Mr. Tse: “We’re expecting soft FQ1 (CQ2) results from Lightspeed. While we like the Payments strategy, the staged rollout won’t be at scale until H2 which leads to some potential volatility early in the rollout.”
* Nuvei Corp. ( “outperform”) to US$50 from US$75. Average: US$56.67.
Mr. Tse: " We continue to believe Nuvei is uniquely positioned for growth in a market that’s undergoing a meaningful transformation care of the rise in digital services. Within that market, Nuvei remains a disruptive player with outsized growth relative to the sector.”
* Real Matters Inc. ( “sector perform”) to $8.50 from $6.50. Average: $6.14.

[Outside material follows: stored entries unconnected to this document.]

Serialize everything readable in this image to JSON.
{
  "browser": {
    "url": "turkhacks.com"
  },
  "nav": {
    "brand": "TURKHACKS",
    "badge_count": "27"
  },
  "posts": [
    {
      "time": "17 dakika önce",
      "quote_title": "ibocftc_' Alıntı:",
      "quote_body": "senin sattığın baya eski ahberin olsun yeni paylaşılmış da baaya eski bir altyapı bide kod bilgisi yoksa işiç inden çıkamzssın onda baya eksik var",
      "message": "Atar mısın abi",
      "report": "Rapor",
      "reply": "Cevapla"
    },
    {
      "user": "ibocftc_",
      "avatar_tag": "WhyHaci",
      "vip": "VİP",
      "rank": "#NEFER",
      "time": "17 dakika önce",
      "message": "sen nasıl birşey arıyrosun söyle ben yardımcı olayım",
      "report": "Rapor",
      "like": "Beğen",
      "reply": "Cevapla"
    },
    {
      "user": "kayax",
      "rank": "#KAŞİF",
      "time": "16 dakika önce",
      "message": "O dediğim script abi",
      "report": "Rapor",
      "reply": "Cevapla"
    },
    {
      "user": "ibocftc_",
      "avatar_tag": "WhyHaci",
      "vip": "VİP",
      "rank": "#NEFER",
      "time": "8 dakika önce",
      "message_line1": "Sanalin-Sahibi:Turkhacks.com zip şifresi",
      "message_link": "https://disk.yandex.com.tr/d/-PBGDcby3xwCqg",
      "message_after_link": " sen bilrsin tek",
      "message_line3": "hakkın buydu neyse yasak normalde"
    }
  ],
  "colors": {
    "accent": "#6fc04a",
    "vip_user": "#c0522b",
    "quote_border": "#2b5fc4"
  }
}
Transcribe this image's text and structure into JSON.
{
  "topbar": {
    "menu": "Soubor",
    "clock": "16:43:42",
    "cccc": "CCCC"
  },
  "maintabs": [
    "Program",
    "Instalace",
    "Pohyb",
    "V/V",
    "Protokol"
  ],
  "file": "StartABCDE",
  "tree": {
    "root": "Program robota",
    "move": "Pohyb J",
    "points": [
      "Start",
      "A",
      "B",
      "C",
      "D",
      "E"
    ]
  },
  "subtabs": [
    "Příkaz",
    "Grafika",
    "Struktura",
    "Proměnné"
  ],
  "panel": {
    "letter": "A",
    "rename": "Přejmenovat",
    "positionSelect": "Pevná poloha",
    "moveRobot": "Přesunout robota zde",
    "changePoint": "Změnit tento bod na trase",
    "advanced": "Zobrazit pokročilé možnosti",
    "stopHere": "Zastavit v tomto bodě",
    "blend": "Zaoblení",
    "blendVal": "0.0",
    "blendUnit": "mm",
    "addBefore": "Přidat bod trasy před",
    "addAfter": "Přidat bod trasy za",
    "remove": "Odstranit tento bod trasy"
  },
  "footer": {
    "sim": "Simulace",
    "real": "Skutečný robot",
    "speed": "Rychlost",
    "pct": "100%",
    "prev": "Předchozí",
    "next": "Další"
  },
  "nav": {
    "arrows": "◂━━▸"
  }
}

Mr. Tse: “Bottom line, with market originations appearing to be near bottom based on market data and Real Matters using the lull to advance its platform and operations (building operating leverage), we rate REAL Outperform with a revised target price.”
* Thinkific Labs Inc. ( “outperform”) to $3 from $4. Average: $4.09.
Mr. Tse: “We continue to see Thinkific as a leader in the online learning market with a competitive platform for content creators. And while the challenging macro has the potential to weigh on new paid customer growth in the short term, at 0.4 times EV/S (F23E), we think the risk-to-reward profile is favourable, particularly for a Company that’s expected to exit this fiscal year with a positive Adj. EBITDA run rate.”